You see, it’s all “something old and something new” – it’s like the wisdom of that old English rhyme. Yet this time, it’s more than for good luck. For the challenge of every generation of faithful people is to reclaim something old and something new. It is our challenge to find those new ways to see God working. It’s our task to take the old and turn it into something new. And maybe, just maybe, as we glimpse the newness of our faith, we’ll feel something different. Maybe we’ll find new ways of doing ministry, a new way of being church, a new way of reading the Bible, maybe in the midst of that newness; we’ll feel the urge to explore with our God. Maybe we’ll discover God anew with Bible studies like Brew & Bible, maybe our spirits will be transformed with our Arts Sanctuary events, and maybe we’ll be brought together in a new way with potlucks and The Listening Project. My prayer for you is just that, as you come to this place and hear something new, or see something new, or experience the many new things we’re doing here, I hope that dopamine kicks in.

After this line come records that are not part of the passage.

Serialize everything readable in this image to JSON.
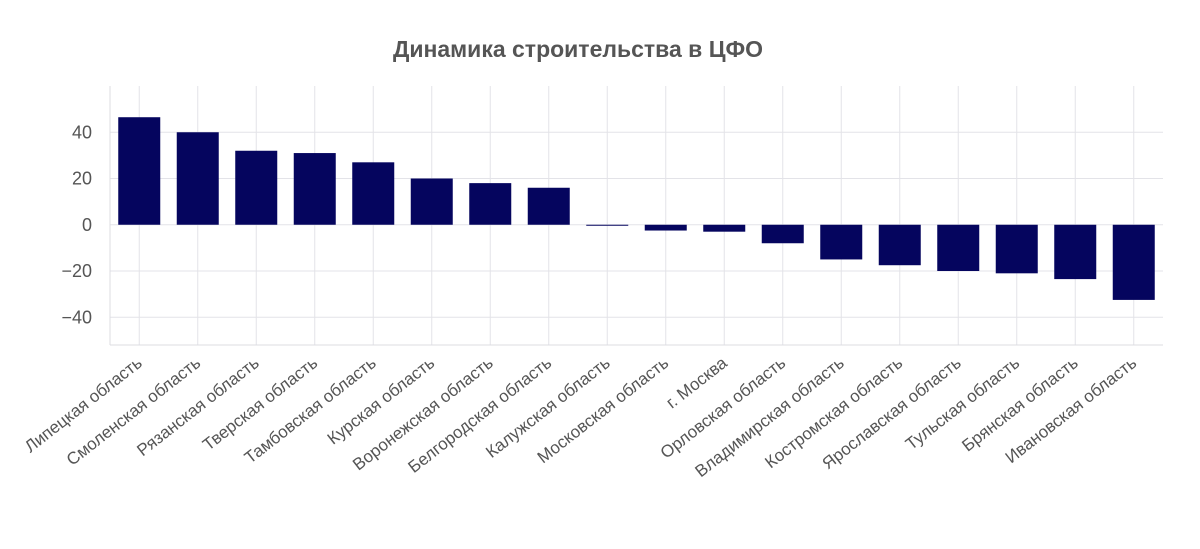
{
  "chart_data": {
    "type": "bar",
    "title": "Динамика строительства в ЦФО",
    "xlabel": "",
    "ylabel": "",
    "ylim": [
      -52,
      60
    ],
    "yticks": [
      -40,
      -20,
      0,
      20,
      40
    ],
    "grid": true,
    "bar_color": "#05055e",
    "categories": [
      "Липецкая область",
      "Смоленская область",
      "Рязанская область",
      "Тверская область",
      "Тамбовская область",
      "Курская область",
      "Воронежская область",
      "Белгородская область",
      "Калужская область",
      "Московская область",
      "г. Москва",
      "Орловская область",
      "Владимирская область",
      "Костромская область",
      "Ярославская область",
      "Тульская область",
      "Брянская область",
      "Ивановская область"
    ],
    "values": [
      46.5,
      40,
      32,
      31,
      27,
      20,
      18,
      16,
      -0.3,
      -2.5,
      -3,
      -8,
      -15,
      -17.5,
      -20,
      -21,
      -23.5,
      -32.5
    ]
  }
}
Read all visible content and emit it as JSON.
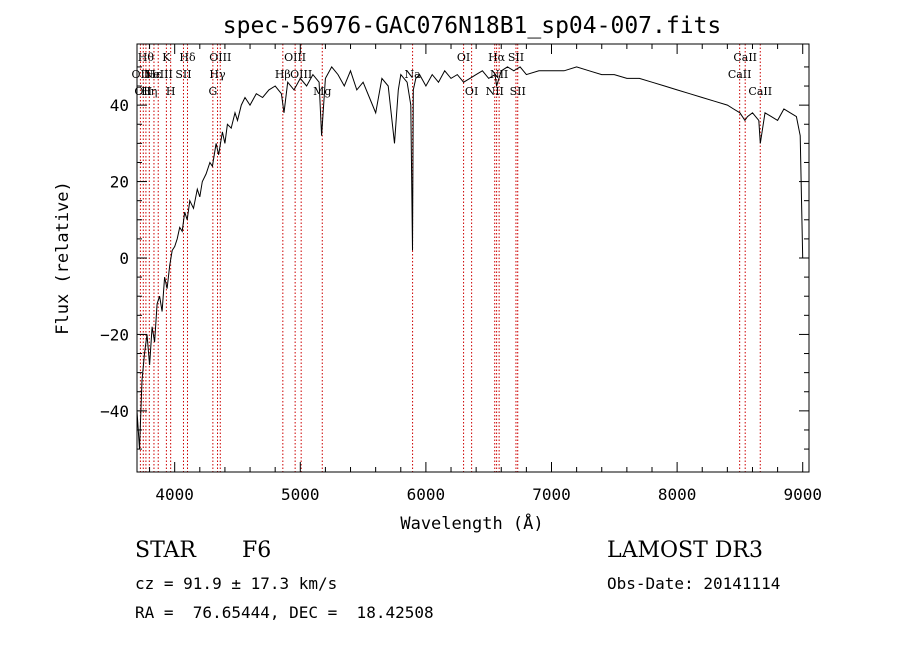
{
  "chart_data": {
    "type": "line",
    "title": "spec-56976-GAC076N18B1_sp04-007.fits",
    "xlabel": "Wavelength (Å)",
    "ylabel": "Flux (relative)",
    "xlim": [
      3700,
      9050
    ],
    "ylim": [
      -56,
      56
    ],
    "xticks": [
      4000,
      5000,
      6000,
      7000,
      8000,
      9000
    ],
    "yticks": [
      -40,
      -20,
      0,
      20,
      40
    ],
    "grid": false,
    "line_color": "#000000",
    "marker_color": "#cc0000",
    "series": [
      {
        "x": [
          3700,
          3720,
          3740,
          3760,
          3780,
          3800,
          3820,
          3840,
          3860,
          3880,
          3900,
          3920,
          3940,
          3960,
          3980,
          4000,
          4020,
          4040,
          4060,
          4080,
          4100,
          4120,
          4150,
          4180,
          4200,
          4220,
          4250,
          4280,
          4300,
          4330,
          4350,
          4380,
          4400,
          4420,
          4450,
          4480,
          4500,
          4530,
          4560,
          4600,
          4650,
          4700,
          4750,
          4800,
          4850,
          4870,
          4900,
          4950,
          5000,
          5050,
          5100,
          5150,
          5170,
          5200,
          5250,
          5300,
          5350,
          5400,
          5450,
          5500,
          5550,
          5600,
          5650,
          5700,
          5750,
          5780,
          5800,
          5850,
          5880,
          5893,
          5900,
          5920,
          5950,
          6000,
          6050,
          6100,
          6150,
          6200,
          6250,
          6300,
          6350,
          6400,
          6450,
          6500,
          6550,
          6563,
          6600,
          6650,
          6700,
          6750,
          6800,
          6900,
          7000,
          7100,
          7200,
          7300,
          7400,
          7500,
          7600,
          7700,
          7800,
          7900,
          8000,
          8100,
          8200,
          8300,
          8400,
          8450,
          8500,
          8540,
          8560,
          8600,
          8650,
          8662,
          8700,
          8750,
          8800,
          8850,
          8900,
          8950,
          8980,
          9000
        ],
        "y": [
          -40,
          -50,
          -32,
          -25,
          -20,
          -28,
          -18,
          -22,
          -12,
          -10,
          -14,
          -5,
          -8,
          -2,
          2,
          3,
          5,
          8,
          7,
          12,
          10,
          15,
          13,
          18,
          16,
          20,
          22,
          25,
          24,
          30,
          27,
          33,
          30,
          35,
          34,
          38,
          36,
          40,
          42,
          40,
          43,
          42,
          44,
          45,
          43,
          38,
          46,
          44,
          47,
          45,
          48,
          46,
          32,
          47,
          50,
          48,
          45,
          49,
          44,
          46,
          42,
          38,
          47,
          45,
          30,
          44,
          48,
          46,
          40,
          2,
          44,
          47,
          48,
          45,
          48,
          46,
          49,
          47,
          48,
          46,
          47,
          48,
          49,
          47,
          48,
          45,
          49,
          50,
          49,
          50,
          48,
          49,
          49,
          49,
          50,
          49,
          48,
          48,
          47,
          47,
          46,
          45,
          44,
          43,
          42,
          41,
          40,
          39,
          38,
          36,
          37,
          38,
          36,
          30,
          38,
          37,
          36,
          39,
          38,
          37,
          32,
          0
        ]
      }
    ],
    "line_markers": [
      {
        "x": 3727,
        "label": "OII",
        "row": 2
      },
      {
        "x": 3750,
        "label": "OII",
        "row": 3
      },
      {
        "x": 3771,
        "label": "Hθ",
        "row": 1
      },
      {
        "x": 3798,
        "label": "Hη",
        "row": 3
      },
      {
        "x": 3835,
        "label": "Hε",
        "row": 2
      },
      {
        "x": 3869,
        "label": "NeIII",
        "row": 2
      },
      {
        "x": 3934,
        "label": "K",
        "row": 1
      },
      {
        "x": 3968,
        "label": "H",
        "row": 3
      },
      {
        "x": 4070,
        "label": "SII",
        "row": 2
      },
      {
        "x": 4102,
        "label": "Hδ",
        "row": 1
      },
      {
        "x": 4304,
        "label": "G",
        "row": 3
      },
      {
        "x": 4341,
        "label": "Hγ",
        "row": 2
      },
      {
        "x": 4363,
        "label": "OIII",
        "row": 1
      },
      {
        "x": 4861,
        "label": "Hβ",
        "row": 2
      },
      {
        "x": 4959,
        "label": "OIII",
        "row": 1
      },
      {
        "x": 5007,
        "label": "OIII",
        "row": 2
      },
      {
        "x": 5175,
        "label": "Mg",
        "row": 3
      },
      {
        "x": 5894,
        "label": "Na",
        "row": 2
      },
      {
        "x": 6300,
        "label": "OI",
        "row": 1
      },
      {
        "x": 6364,
        "label": "OI",
        "row": 3
      },
      {
        "x": 6548,
        "label": "NII",
        "row": 3
      },
      {
        "x": 6563,
        "label": "Hα",
        "row": 1
      },
      {
        "x": 6583,
        "label": "NII",
        "row": 2
      },
      {
        "x": 6717,
        "label": "SII",
        "row": 1
      },
      {
        "x": 6731,
        "label": "SII",
        "row": 3
      },
      {
        "x": 8498,
        "label": "CaII",
        "row": 2
      },
      {
        "x": 8542,
        "label": "CaII",
        "row": 1
      },
      {
        "x": 8662,
        "label": "CaII",
        "row": 3
      }
    ]
  },
  "info": {
    "object_class": "STAR",
    "subclass": "F6",
    "survey": "LAMOST DR3",
    "cz": "cz = 91.9 ± 17.3 km/s",
    "obs_date": "Obs-Date: 20141114",
    "coords": "RA =  76.65444, DEC =  18.42508"
  }
}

I hope it propels you to explore – to explore the scriptures, to explore the lives of others, and to explore the mystery of our God. For this day we remember our God who takes old empty jugs and turns them into overflowing abundant gifts. May you notice God’s abundant gifts today as you see God’s new life before you. Thanks be to God who makes all things new. Amen.
 Bridges, Linda Mckinnish. Preaching the Revised Common Lectionary: Feasting on the Word. Year C, Volume 1. “Second Sunday after the Epiphany- Exegetical Perspective” p261-265.